A good day. Are we coming out of it?
Today was a good day. Well, it was a good day after I dropped her off at school. It was a good day when we first got up. It was not so good between the time I made her breakfast and informed her today was a school day in response to her "what we gonna do today?" question that she asks every morning, and the time I actually managed to get her belted into the car for the ride to school.
BUT... once there, there weren't too many tears when we said goodbye. I had a good conversation 1:1 with the director before leaving to learn more about what Bobbin's doing when I'm not there and it was positive and insightful. She's doing great, bottom line. She's not so keen on making new friends. We think she might think that by doing so she'd be disloyal to her old friends. Oh man, if there's one thing that I CANNOT relate to its the concept of disloyalty to old friends. I didn't make friends easily as a kid either, but I always had a few where ever we lived. it would have been ten times worse, moving around as frequently as I did, if I maintained some sense of loyalty to my old friends that dictated that I couldn't make new ones. But I digress. I guess she's polite and not aggressive; she just shuns any attempts to get her to play with them. Although there are two little girls whose names she mentions frequently at home with great enthusiasm. She has professed her love about one. And there is a little boy that she has fun with. He's a bit of a troublemaker from what I can tell.
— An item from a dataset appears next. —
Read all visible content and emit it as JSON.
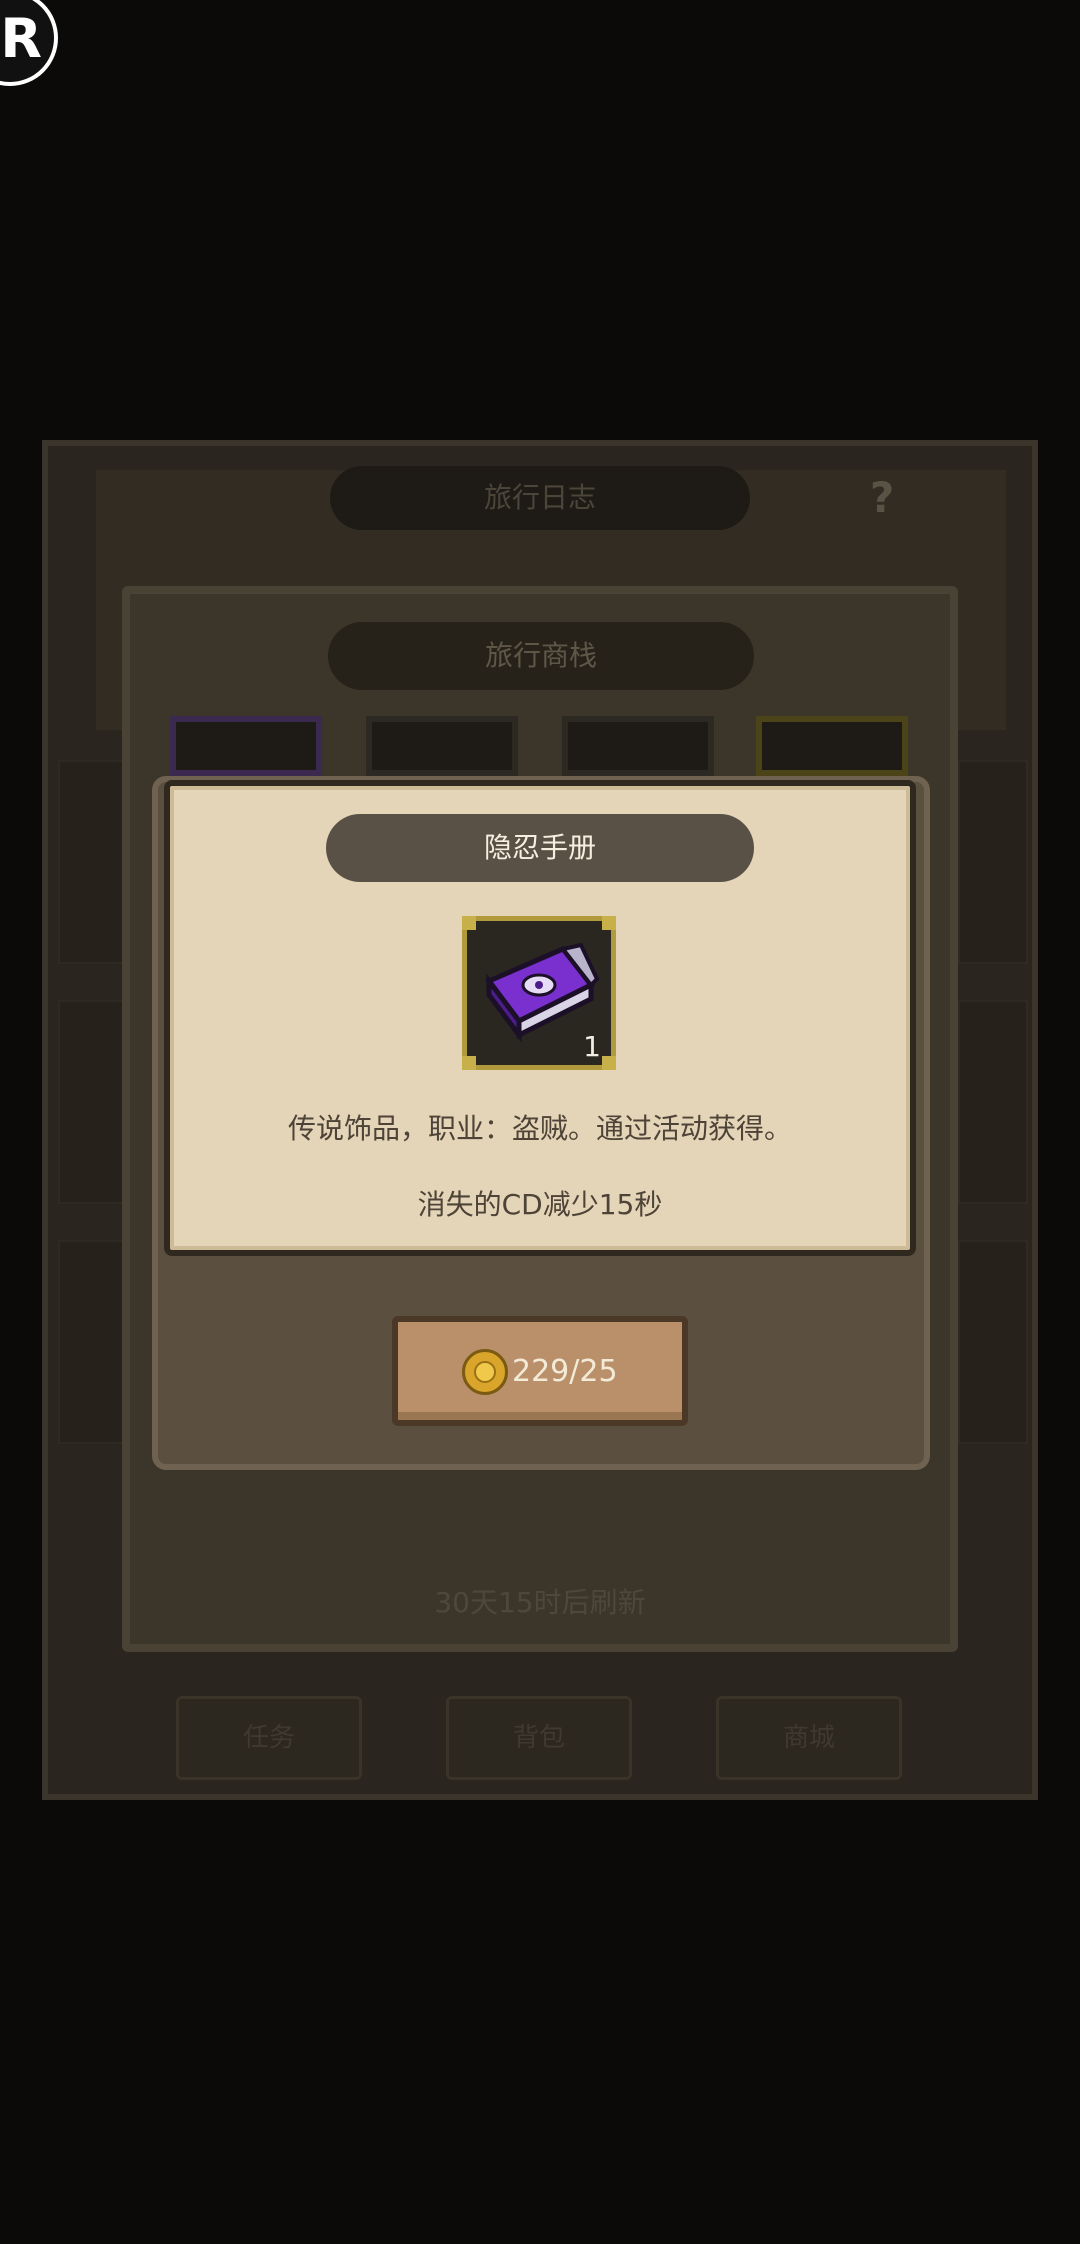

Not bad; just likes to push the limits. So we might try and arrange some outside-of-school playdates.
She was great at school - happy, participating, friendly, listening. And there were no meltdowns after school. Or even after Tim got her home. Or even while dinner was cooking. Or even whlie we were eating. Or even while we were playing. Or even while we were getting ready for jammies. Or even while we were being tucked in. It was like the Bobbin that we know and love was BACK, and the little devil that had been possessing her for the last 4 weeks is gone. Knock on wood. We'll see if we can repeat the same tomorrow. Maybe even avoid the morning meltdown.
I have been exercising; made my goal last week with a walk on Saturday, and started off this week with 60 minutes Sunday and again this evening. It's just getting boring to write about, and I imagine even more boring to read about so I haven't been posting it every day. But it's happening!
Comments




It's not boring. It's like on of those inspiring sports films movie, where they condense the months and months of hard training scene into a quick montage. You do all the hard work, that's real and necessary and gets results, and I sit in my comfy chair and cheer. Just add an "Eye of the Tiger" soundtrack to the site and you're good to go.
Posted by Sunfriday on October 11, 2008 10:31 AM.